FFTによるフィルタの実験

FIRフィルタの演算量は、普通はタップ数Nに比例すると考えられています。ところが、視点を変えると演算量はサンプリング周波数Fsの2乗に比例します。つまり、48kHzサンプルから96kHzサンプルに変更すると、演算量は4倍になります。
なぜでしょうか。
この理由はフィルタの特性がFsに対する相対値でなく、物理的な周波数を元に決められるからです。ある周波数をカットオフとして、ある特性を実現すると、その特性はHzとdBを軸とするグラフで表現されます。サンプリング周波数は出てきません。そして、このようなフィルタの特性の良さ*1は、そのインパルスの長さで決まります。この長さは秒であらわされます。つまり、一定の特性のフィルタを作ろうとすると、どのようなサンプル周波数でも、同じ秒数で示される長さのインパルス応答が必要になります。このことから、必然的にサンプル周波数が倍になるときには、インパルス応答の長さを倍にしなければならないことが分かります。
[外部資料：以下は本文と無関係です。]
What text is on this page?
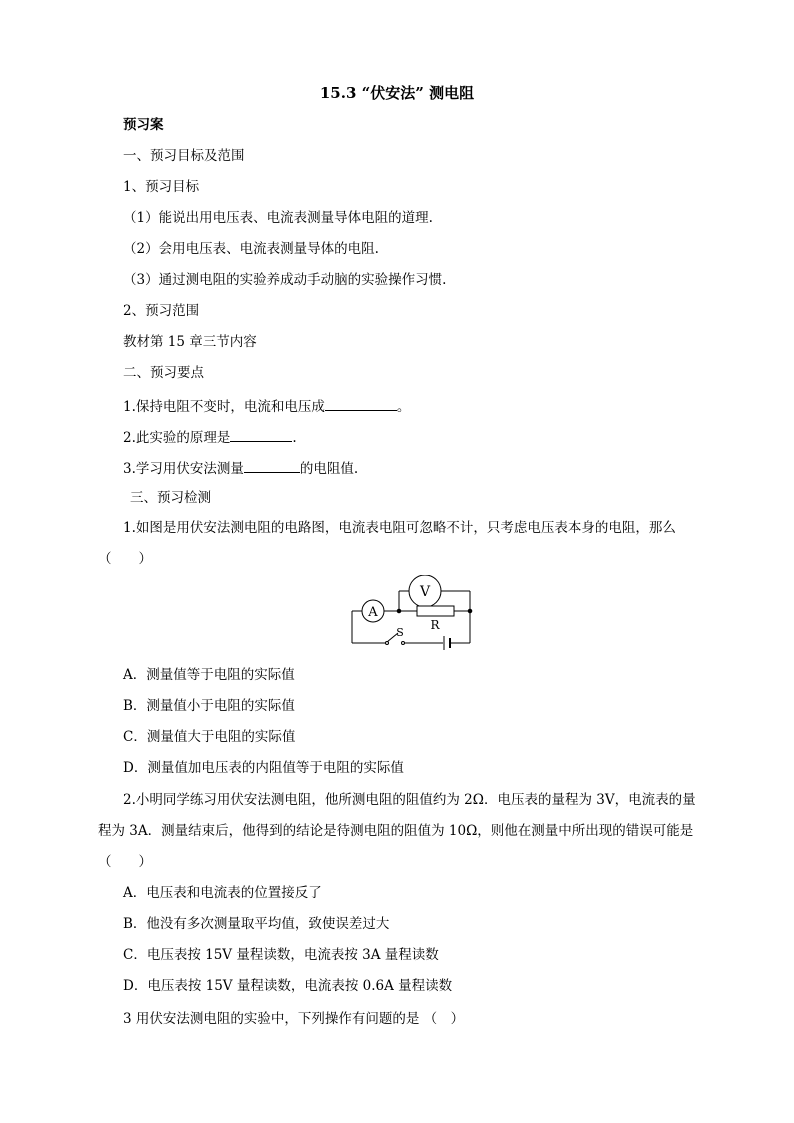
15.3 “伏安法” 测电阻
预习案
一、预习目标及范围
1、预习目标
（1）能说出用电压表、电流表测量导体电阻的道理.
（2）会用电压表、电流表测量导体的电阻.
（3）通过测电阻的实验养成动手动脑的实验操作习惯.
2、预习范围
教材第 15 章三节内容
二、预习要点
1.保持电阻不变时，电流和电压成	。
2.此实验的原理是	.
3.学习用伏安法测量	的电阻值.
三、预习检测
1.如图是用伏安法测电阻的电路图，电流表电阻可忽略不计，只考虑电压表本身的电阻，那么（　　）
A
V
R
S
A．测量值等于电阻的实际值
B．测量值小于电阻的实际值
C．测量值大于电阻的实际值
D．测量值加电压表的内阻值等于电阻的实际值
2.小明同学练习用伏安法测电阻，他所测电阻的阻值约为 2Ω．电压表的量程为 3V，电流表的量程为 3A．测量结束后，他得到的结论是待测电阻的阻值为 10Ω，则他在测量中所出现的错误可能是（　　）
A．电压表和电流表的位置接反了
B．他没有多次测量取平均值，致使误差过大
C．电压表按 15V 量程读数，电流表按 3A 量程读数
D．电压表按 15V 量程读数，电流表按 0.6A 量程读数
3 用伏安法测电阻的实验中，下列操作有问题的是 （　）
サンプル周波数が倍になることでフィルタの適用回数が倍になり、且つ一回のフィルタの演算長が倍になることから、フィルタの演算量は倍の倍、つまり4倍になります。
これが、フィルタの演算量がサンプリング周波数の2乗に比例する理由です。
この問題に対抗するためにFFTを使ったフィルタが用いられることがあります。あらかじめインパルス応答をFFTにかけて周波数応答に変換しておきます。入力信号列を一定ブロックごとにFFTにかけ、先のFFTしたインパルス応答と要素間の積をとります。その積を逆FFTにかけるとあら不思議、フィルタのかかった出力が得られます。
ブロックの継ぎ目を嫌って、信号に三角形の窓関数を適用しつつ、半周期ごとのブロック・オーバーラップをかける方法などもあります。
さて、この方法は周波数フィルタをそのまま実行するので、それほど不思議ではないと思うかもしれません。しかし、私はどうしてもこの方法が時間のシフトに対して不変であると信じられなかったのです。
つまり、

F(a) = w f(a)

とおいたときに*2

F(a+b) = w f(a+b)

という線形性を保ちうるか、疑っていました。
さて、今日はハードを触らないと決め付けましたので、この点をScilabで実験してみたわけですが…どうやら線形性が保たれているようです。とても不思議です。
直感的には保たれない気がするんだけどねぇ。